Moderator der Talkshow ist der 31-jährige Schauspieler und Musiker Daniel Donskoy. Als Kind von sowjetisch-jüdischen Kontingentflüchtlingen weiß er von positiven und negativen Alltagserfahrungen in Deutschland zu berichten. Doch ebendiese multikulturelle Sozialisation war für Daniels Identität so formgebend, dass er sich für Pluralismus auch mit Freitagnacht Jews einsetzen will.
Ein Abend in Daniels Höhle
Der Ablauf der Sendung ist folgender: Jeden Freitagabend, zum rituellen Feiertag Schabbat, lädt Daniel in der Regel ein bis zwei Gäste zu sich ein, um sich mit ihnen über die Bandbreite an Themen zu unterhalten, welche das Judentum so offen hält. Seine Gäste zeichnen sich dadurch aus, dass sie eine unterschiedlich gefärbte Sichtweise auf das Judentum haben und einen ebenso individuellen Zugang zu ihm erfahren. Wie es sich für einen guten Gastgeber gehört, lässt Daniel seine Gäste selbstverständlich keinen Hunger erleiden. Er tischt seinen Gästen traditionelle Schabbatgerichte auf, die anschließend beim gemeinsamen Gespräch am Tisch verzehrt werden. Auf den ersten Blick könnte man meinen, die Sendung diene vornehmlich der Unterhaltung, denn die Inszenierung folgt nicht dem konventionellen Rahmen, den man üblicherweise von Talkshows kennt.
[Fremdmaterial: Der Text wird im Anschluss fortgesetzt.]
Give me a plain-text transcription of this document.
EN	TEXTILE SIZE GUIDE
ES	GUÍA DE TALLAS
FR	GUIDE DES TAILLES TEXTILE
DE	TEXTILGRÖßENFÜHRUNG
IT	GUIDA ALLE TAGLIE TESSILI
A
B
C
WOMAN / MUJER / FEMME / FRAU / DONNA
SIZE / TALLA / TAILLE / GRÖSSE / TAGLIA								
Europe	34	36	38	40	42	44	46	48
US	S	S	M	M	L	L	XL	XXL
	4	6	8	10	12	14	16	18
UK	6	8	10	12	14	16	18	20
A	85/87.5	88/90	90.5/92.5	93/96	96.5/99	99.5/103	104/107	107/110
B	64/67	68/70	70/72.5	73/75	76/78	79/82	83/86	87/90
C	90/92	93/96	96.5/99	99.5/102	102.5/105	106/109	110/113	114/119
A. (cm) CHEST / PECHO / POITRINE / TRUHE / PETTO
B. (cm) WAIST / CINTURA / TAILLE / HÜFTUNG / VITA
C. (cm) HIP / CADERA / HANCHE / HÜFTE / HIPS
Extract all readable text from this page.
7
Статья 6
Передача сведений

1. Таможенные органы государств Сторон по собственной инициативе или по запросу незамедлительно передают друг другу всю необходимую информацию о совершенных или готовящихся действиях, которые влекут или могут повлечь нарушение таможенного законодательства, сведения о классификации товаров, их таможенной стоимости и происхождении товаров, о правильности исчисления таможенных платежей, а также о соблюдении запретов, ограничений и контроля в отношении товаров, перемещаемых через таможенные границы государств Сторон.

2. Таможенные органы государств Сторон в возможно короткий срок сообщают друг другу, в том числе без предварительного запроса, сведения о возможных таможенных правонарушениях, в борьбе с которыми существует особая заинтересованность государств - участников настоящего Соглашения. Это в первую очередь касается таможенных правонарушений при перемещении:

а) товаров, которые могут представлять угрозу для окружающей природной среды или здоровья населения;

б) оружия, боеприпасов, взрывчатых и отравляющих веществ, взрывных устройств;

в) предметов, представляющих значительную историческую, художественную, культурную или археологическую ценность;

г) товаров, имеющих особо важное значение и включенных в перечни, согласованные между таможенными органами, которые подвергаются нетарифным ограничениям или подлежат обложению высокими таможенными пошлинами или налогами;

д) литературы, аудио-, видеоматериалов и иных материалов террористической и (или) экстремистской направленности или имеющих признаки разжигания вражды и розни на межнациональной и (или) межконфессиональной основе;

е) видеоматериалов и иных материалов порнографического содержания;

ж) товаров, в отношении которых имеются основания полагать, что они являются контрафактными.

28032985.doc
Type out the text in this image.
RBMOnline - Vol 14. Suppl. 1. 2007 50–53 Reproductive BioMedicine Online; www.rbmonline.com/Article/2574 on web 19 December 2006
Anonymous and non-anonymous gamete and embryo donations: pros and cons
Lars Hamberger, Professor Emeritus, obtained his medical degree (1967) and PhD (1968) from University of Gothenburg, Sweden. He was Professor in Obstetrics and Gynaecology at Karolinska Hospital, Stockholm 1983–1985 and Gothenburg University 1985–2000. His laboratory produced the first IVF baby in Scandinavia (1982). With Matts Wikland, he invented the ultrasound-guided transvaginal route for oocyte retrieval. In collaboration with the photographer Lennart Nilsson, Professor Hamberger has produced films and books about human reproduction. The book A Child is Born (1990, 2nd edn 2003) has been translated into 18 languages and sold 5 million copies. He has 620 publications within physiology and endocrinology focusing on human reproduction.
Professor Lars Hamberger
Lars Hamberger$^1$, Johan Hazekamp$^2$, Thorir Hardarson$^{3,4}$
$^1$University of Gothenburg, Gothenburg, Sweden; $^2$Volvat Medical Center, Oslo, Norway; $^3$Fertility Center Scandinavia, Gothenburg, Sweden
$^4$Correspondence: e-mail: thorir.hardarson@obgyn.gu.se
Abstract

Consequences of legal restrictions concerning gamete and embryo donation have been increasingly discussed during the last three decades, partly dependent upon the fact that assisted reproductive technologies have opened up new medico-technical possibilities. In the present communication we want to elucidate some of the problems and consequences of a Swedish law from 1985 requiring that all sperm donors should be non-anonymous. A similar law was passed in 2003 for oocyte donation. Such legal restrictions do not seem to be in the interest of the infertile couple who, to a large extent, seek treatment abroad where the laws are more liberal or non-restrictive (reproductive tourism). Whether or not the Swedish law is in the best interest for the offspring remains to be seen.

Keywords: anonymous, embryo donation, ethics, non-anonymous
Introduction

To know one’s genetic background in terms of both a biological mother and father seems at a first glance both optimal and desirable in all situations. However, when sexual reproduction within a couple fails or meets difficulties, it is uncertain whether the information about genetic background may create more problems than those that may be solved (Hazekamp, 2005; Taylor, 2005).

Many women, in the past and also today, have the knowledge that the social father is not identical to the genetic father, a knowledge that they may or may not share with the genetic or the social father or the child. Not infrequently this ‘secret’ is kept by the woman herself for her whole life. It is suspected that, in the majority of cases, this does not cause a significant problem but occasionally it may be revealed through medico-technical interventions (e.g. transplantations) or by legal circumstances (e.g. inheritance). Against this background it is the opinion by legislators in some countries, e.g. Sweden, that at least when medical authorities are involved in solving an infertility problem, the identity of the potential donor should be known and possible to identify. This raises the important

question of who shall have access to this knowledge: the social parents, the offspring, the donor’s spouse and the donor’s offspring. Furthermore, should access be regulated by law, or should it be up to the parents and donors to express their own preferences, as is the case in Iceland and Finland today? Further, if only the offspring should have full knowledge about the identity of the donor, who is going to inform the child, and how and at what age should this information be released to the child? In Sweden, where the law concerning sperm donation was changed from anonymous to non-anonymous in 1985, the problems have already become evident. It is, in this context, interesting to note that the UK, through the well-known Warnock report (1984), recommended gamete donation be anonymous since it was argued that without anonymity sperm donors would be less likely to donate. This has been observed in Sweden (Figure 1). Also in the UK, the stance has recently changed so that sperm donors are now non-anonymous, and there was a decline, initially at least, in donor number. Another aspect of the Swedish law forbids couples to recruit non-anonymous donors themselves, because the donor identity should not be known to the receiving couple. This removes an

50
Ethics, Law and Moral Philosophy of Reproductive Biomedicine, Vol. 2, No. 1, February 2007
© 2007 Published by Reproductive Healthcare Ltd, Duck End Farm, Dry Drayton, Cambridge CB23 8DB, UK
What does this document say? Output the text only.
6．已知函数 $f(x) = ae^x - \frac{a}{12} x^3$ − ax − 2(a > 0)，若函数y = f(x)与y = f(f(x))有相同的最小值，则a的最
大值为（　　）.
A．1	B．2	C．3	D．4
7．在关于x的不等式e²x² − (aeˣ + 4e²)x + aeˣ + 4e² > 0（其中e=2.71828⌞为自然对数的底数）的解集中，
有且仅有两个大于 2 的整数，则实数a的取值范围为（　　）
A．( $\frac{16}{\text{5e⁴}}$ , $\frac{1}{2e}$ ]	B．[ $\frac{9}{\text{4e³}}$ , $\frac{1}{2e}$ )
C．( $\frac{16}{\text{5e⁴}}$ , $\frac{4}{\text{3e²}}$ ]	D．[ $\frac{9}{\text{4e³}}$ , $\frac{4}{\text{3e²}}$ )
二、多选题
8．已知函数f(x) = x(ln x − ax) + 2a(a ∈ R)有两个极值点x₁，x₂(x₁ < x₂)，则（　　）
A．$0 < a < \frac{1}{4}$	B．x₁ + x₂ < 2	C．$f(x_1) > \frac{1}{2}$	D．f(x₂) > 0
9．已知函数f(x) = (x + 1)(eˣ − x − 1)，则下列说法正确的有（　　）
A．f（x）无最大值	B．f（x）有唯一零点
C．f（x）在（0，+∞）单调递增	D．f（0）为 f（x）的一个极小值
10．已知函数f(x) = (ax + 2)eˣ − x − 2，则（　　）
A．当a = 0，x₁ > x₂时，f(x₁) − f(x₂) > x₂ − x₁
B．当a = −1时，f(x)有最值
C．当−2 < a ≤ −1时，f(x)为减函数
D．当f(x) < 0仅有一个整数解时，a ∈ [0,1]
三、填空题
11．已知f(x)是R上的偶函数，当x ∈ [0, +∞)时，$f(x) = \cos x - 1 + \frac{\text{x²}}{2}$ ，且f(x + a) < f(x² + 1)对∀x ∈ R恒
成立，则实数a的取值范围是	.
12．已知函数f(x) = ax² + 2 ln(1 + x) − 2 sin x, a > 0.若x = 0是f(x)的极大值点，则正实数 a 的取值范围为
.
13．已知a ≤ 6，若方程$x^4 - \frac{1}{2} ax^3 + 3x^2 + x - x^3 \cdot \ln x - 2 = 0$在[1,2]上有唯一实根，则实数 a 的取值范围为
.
Anstelle einer sterilen Bühne, ausgestrahlt von grellem Scheinwerferlicht, ist Daniels Wohnung selbst der Drehort für die Produktion, welche mit ihrer wonnigen Atmosphäre zum Verweilen einlädt. In dieser Atmosphäre fällt auch die Aufarbeitung von schwerfälligen Themen, wie dem Antisemitismus, der unweigerlich ins Gespräch einfließt, ein kleines Stück leichter. Auch wenn Daniel zunächst zu Beginn der Sendung eingeräumt hat, sich hiervon distanzieren zu wollen, so kam er alsbald zu der Erkenntnis, dass, wenn man über das Jüdischsein redet, vor ungemütlichen Themen kein Halt zu machen ist. Die Thematisierung ist wichtig und bedarf einer ständigen Sensibilisierung, da Deutschlands Gegenwart sich leider nicht gänzlich vor antisemitischen Vorfällen gefeit sieht.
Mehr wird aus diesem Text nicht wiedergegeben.